The New Yorker says that an unreleased memo written by the former British spy Christopher Steele, the contents of which have not been aired before, claims the Kremlin prevented Mr Romney being given the role of America's top diplomat.

The magazine reports that Mr Steele, an ex-MI6 officer who drafted a memo before the November 2016 election which raised questions about Mr Trump's collusion with the Russians as well as exposed a slew of salacious rumours about his sex life, then wrote a further document in which he made the explosive claim about Mr Romney.

When running against Barack Obama in 2012, Mr Romney had called the Russians the greatest threat to the United States. During Mr Trump’s successful run two years ago, Mr Romney was one of the harshest critics of him from the Republican establishment.

However, while the current president was deciding who would take the top jobs in his administration, Mr Trump encouraged speculation that the former governor of Massachusetts was in the running for the state department job.

The pair met at a dinner where they were photographed together.

However, the New Yorker says that the Steele memo reveals that he had been told by a "senior Russian official" that the Putin government wanted whoever took the state role to be someone who would be friendlier to their foreign policy goals – that they would desist with sanctions against Moscow relating to their involvement in Ukraine would also back the Russian stance over Syria.

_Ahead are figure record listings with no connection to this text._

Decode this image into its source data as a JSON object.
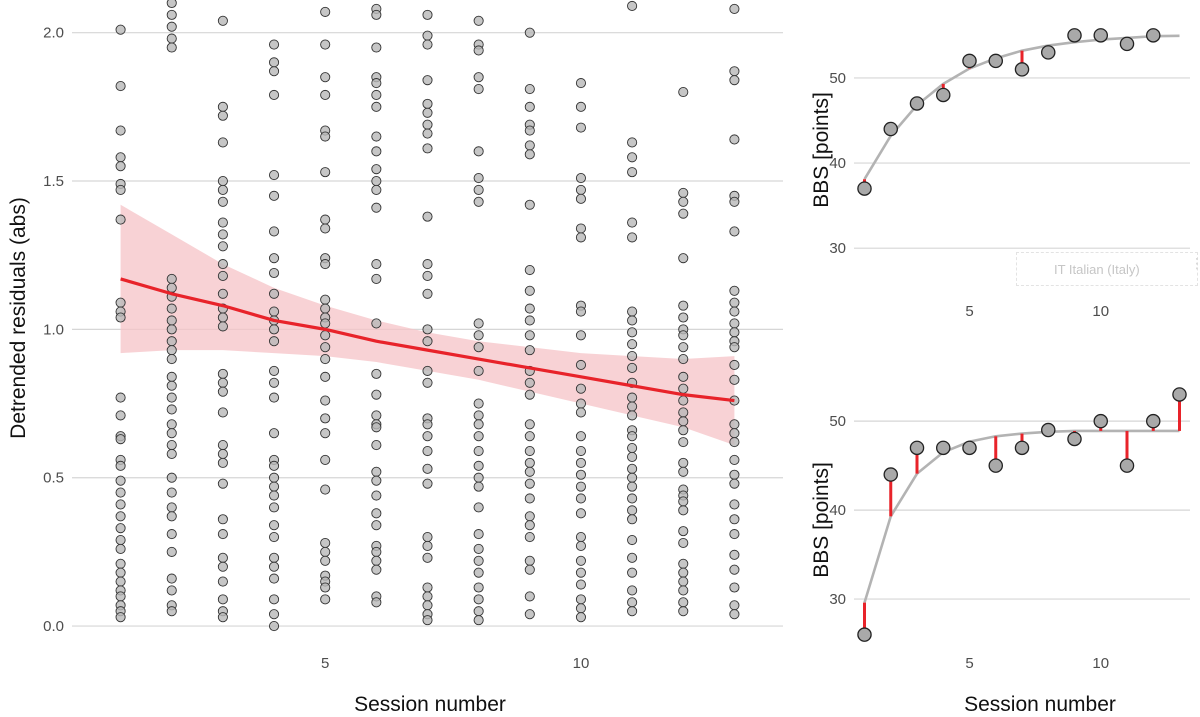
{
  "colors": {
    "fit": "#e8232a",
    "band": "#f6c3c7",
    "point": "#b8b8b8",
    "curve": "#b3b3b3",
    "resid": "#e8232a"
  },
  "overlay": {
    "language_label": "IT  Italian (Italy)",
    "language_icon": "dropdown-arrow-icon"
  },
  "chart_data": [
    {
      "id": "main",
      "type": "scatter",
      "xlabel": "Session number",
      "ylabel": "Detrended residuals (abs)",
      "xlim": [
        0.05,
        13.95
      ],
      "ylim": [
        -0.02,
        2.1
      ],
      "x_ticks": [
        5,
        10
      ],
      "y_ticks": [
        0.0,
        0.5,
        1.0,
        1.5,
        2.0
      ],
      "y_tick_labels": [
        "0.0",
        "0.5",
        "1.0",
        "1.5",
        "2.0"
      ],
      "points": [
        {
          "x": 1,
          "y": [
            2.01,
            1.82,
            1.67,
            1.58,
            1.55,
            1.49,
            1.47,
            1.37,
            1.09,
            1.06,
            1.04,
            0.77,
            0.71,
            0.64,
            0.63,
            0.56,
            0.54,
            0.49,
            0.45,
            0.41,
            0.37,
            0.33,
            0.29,
            0.26,
            0.21,
            0.18,
            0.15,
            0.12,
            0.1,
            0.07,
            0.05,
            0.03
          ]
        },
        {
          "x": 2,
          "y": [
            2.1,
            2.06,
            2.02,
            1.98,
            1.95,
            1.17,
            1.14,
            1.11,
            1.07,
            1.03,
            1.0,
            0.96,
            0.93,
            0.9,
            0.84,
            0.81,
            0.77,
            0.73,
            0.68,
            0.65,
            0.61,
            0.58,
            0.5,
            0.45,
            0.4,
            0.37,
            0.31,
            0.25,
            0.16,
            0.12,
            0.07,
            0.05
          ]
        },
        {
          "x": 3,
          "y": [
            2.04,
            1.75,
            1.72,
            1.63,
            1.5,
            1.47,
            1.43,
            1.36,
            1.32,
            1.28,
            1.22,
            1.18,
            1.12,
            1.07,
            1.04,
            1.01,
            0.85,
            0.82,
            0.79,
            0.72,
            0.61,
            0.58,
            0.55,
            0.48,
            0.36,
            0.31,
            0.23,
            0.2,
            0.15,
            0.09,
            0.05,
            0.03
          ]
        },
        {
          "x": 4,
          "y": [
            1.96,
            1.9,
            1.87,
            1.79,
            1.52,
            1.45,
            1.33,
            1.24,
            1.19,
            1.12,
            1.06,
            1.03,
            1.0,
            0.96,
            0.86,
            0.82,
            0.77,
            0.65,
            0.56,
            0.54,
            0.5,
            0.47,
            0.44,
            0.4,
            0.34,
            0.3,
            0.23,
            0.2,
            0.16,
            0.09,
            0.04,
            0.0
          ]
        },
        {
          "x": 5,
          "y": [
            2.07,
            1.96,
            1.85,
            1.79,
            1.67,
            1.65,
            1.53,
            1.37,
            1.34,
            1.24,
            1.22,
            1.1,
            1.07,
            1.04,
            1.02,
            0.98,
            0.94,
            0.9,
            0.84,
            0.76,
            0.7,
            0.65,
            0.56,
            0.46,
            0.28,
            0.25,
            0.22,
            0.17,
            0.15,
            0.13,
            0.09
          ]
        },
        {
          "x": 6,
          "y": [
            2.08,
            2.06,
            1.95,
            1.85,
            1.83,
            1.79,
            1.75,
            1.65,
            1.6,
            1.54,
            1.5,
            1.47,
            1.41,
            1.22,
            1.17,
            1.02,
            0.85,
            0.78,
            0.71,
            0.68,
            0.67,
            0.61,
            0.52,
            0.49,
            0.44,
            0.38,
            0.34,
            0.27,
            0.25,
            0.22,
            0.19,
            0.1,
            0.08
          ]
        },
        {
          "x": 7,
          "y": [
            2.06,
            1.99,
            1.96,
            1.84,
            1.76,
            1.73,
            1.69,
            1.66,
            1.61,
            1.38,
            1.22,
            1.18,
            1.12,
            1.0,
            0.96,
            0.86,
            0.82,
            0.7,
            0.68,
            0.64,
            0.59,
            0.53,
            0.48,
            0.3,
            0.27,
            0.23,
            0.13,
            0.1,
            0.07,
            0.04,
            0.02
          ]
        },
        {
          "x": 8,
          "y": [
            2.04,
            1.96,
            1.94,
            1.85,
            1.81,
            1.6,
            1.51,
            1.47,
            1.43,
            1.02,
            0.98,
            0.94,
            0.86,
            0.75,
            0.71,
            0.68,
            0.64,
            0.59,
            0.54,
            0.5,
            0.47,
            0.4,
            0.31,
            0.26,
            0.22,
            0.18,
            0.13,
            0.09,
            0.05,
            0.02
          ]
        },
        {
          "x": 9,
          "y": [
            2.0,
            1.81,
            1.75,
            1.69,
            1.67,
            1.62,
            1.59,
            1.42,
            1.2,
            1.13,
            1.07,
            1.03,
            0.98,
            0.93,
            0.86,
            0.82,
            0.78,
            0.68,
            0.64,
            0.59,
            0.55,
            0.52,
            0.48,
            0.43,
            0.37,
            0.34,
            0.3,
            0.22,
            0.19,
            0.1,
            0.04
          ]
        },
        {
          "x": 10,
          "y": [
            1.83,
            1.75,
            1.68,
            1.51,
            1.47,
            1.44,
            1.34,
            1.31,
            1.08,
            1.06,
            0.98,
            0.88,
            0.8,
            0.75,
            0.72,
            0.64,
            0.59,
            0.55,
            0.51,
            0.47,
            0.43,
            0.38,
            0.3,
            0.27,
            0.22,
            0.18,
            0.14,
            0.09,
            0.06,
            0.03
          ]
        },
        {
          "x": 11,
          "y": [
            2.09,
            1.63,
            1.58,
            1.53,
            1.36,
            1.31,
            1.06,
            1.03,
            0.99,
            0.95,
            0.91,
            0.87,
            0.82,
            0.77,
            0.74,
            0.71,
            0.66,
            0.64,
            0.6,
            0.57,
            0.53,
            0.5,
            0.47,
            0.43,
            0.39,
            0.36,
            0.29,
            0.23,
            0.18,
            0.12,
            0.08,
            0.05
          ]
        },
        {
          "x": 12,
          "y": [
            1.8,
            1.46,
            1.43,
            1.39,
            1.24,
            1.08,
            1.04,
            1.0,
            0.98,
            0.94,
            0.9,
            0.84,
            0.8,
            0.76,
            0.72,
            0.69,
            0.66,
            0.62,
            0.55,
            0.52,
            0.46,
            0.44,
            0.42,
            0.39,
            0.32,
            0.28,
            0.21,
            0.18,
            0.15,
            0.12,
            0.08,
            0.05
          ]
        },
        {
          "x": 13,
          "y": [
            2.08,
            1.87,
            1.84,
            1.64,
            1.45,
            1.43,
            1.33,
            1.13,
            1.09,
            1.06,
            1.02,
            0.99,
            0.96,
            0.94,
            0.88,
            0.83,
            0.76,
            0.68,
            0.65,
            0.62,
            0.56,
            0.51,
            0.48,
            0.41,
            0.36,
            0.31,
            0.24,
            0.19,
            0.13,
            0.07,
            0.04
          ]
        }
      ],
      "fit_line": {
        "x": [
          1,
          2,
          3,
          4,
          5,
          6,
          7,
          8,
          9,
          10,
          11,
          12,
          13
        ],
        "y": [
          1.17,
          1.12,
          1.08,
          1.03,
          1.0,
          0.96,
          0.93,
          0.9,
          0.87,
          0.84,
          0.81,
          0.78,
          0.76
        ]
      },
      "confidence_band": {
        "x": [
          1,
          2,
          3,
          4,
          5,
          6,
          7,
          8,
          9,
          10,
          11,
          12,
          13
        ],
        "upper": [
          1.42,
          1.32,
          1.22,
          1.14,
          1.08,
          1.03,
          0.99,
          0.96,
          0.94,
          0.92,
          0.91,
          0.9,
          0.91
        ],
        "lower": [
          0.92,
          0.93,
          0.93,
          0.92,
          0.91,
          0.89,
          0.86,
          0.83,
          0.79,
          0.75,
          0.71,
          0.67,
          0.61
        ]
      }
    },
    {
      "id": "top-right",
      "type": "scatter",
      "xlabel": "",
      "ylabel": "BBS [points]",
      "xlim": [
        0.6,
        13.4
      ],
      "ylim": [
        24.5,
        58.8
      ],
      "x_ticks": [
        5,
        10
      ],
      "y_ticks": [
        30,
        40,
        50
      ],
      "x": [
        1,
        2,
        3,
        4,
        5,
        6,
        7,
        8,
        9,
        10,
        11,
        12
      ],
      "observed": [
        37,
        44,
        47,
        48,
        52,
        52,
        51,
        53,
        55,
        55,
        54,
        55
      ],
      "fitted": [
        38.1,
        43.2,
        46.8,
        49.3,
        51.1,
        52.3,
        53.2,
        53.8,
        54.2,
        54.5,
        54.7,
        54.9
      ],
      "curve_x_end": 13
    },
    {
      "id": "bottom-right",
      "type": "scatter",
      "xlabel": "Session number",
      "ylabel": "BBS [points]",
      "xlim": [
        0.6,
        13.4
      ],
      "ylim": [
        24.5,
        55.3
      ],
      "x_ticks": [
        5,
        10
      ],
      "y_ticks": [
        30,
        40,
        50
      ],
      "x": [
        1,
        2,
        3,
        4,
        5,
        6,
        7,
        8,
        9,
        10,
        11,
        12,
        13
      ],
      "observed": [
        26,
        44,
        47,
        47,
        47,
        45,
        47,
        49,
        48,
        50,
        45,
        50,
        53
      ],
      "fitted": [
        29.6,
        39.3,
        44.1,
        46.5,
        47.7,
        48.3,
        48.6,
        48.8,
        48.9,
        48.9,
        48.9,
        48.9,
        48.9
      ]
    }
  ]
}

The White House has denied that Mr Romney was ever a serious candidate for the role, and wouldn't comment on “any communications that the Trump team may have had with Russia on the subject.”

Other have pointed out the president’s apparent public courting of Mr Romney was actually an attempt to humiliate the latter, a scion of the old school Republican party that attempted to thwart Mr Trump.

Mr Romney is currently running for the Republican nomination for one of the Senate seats in Utah.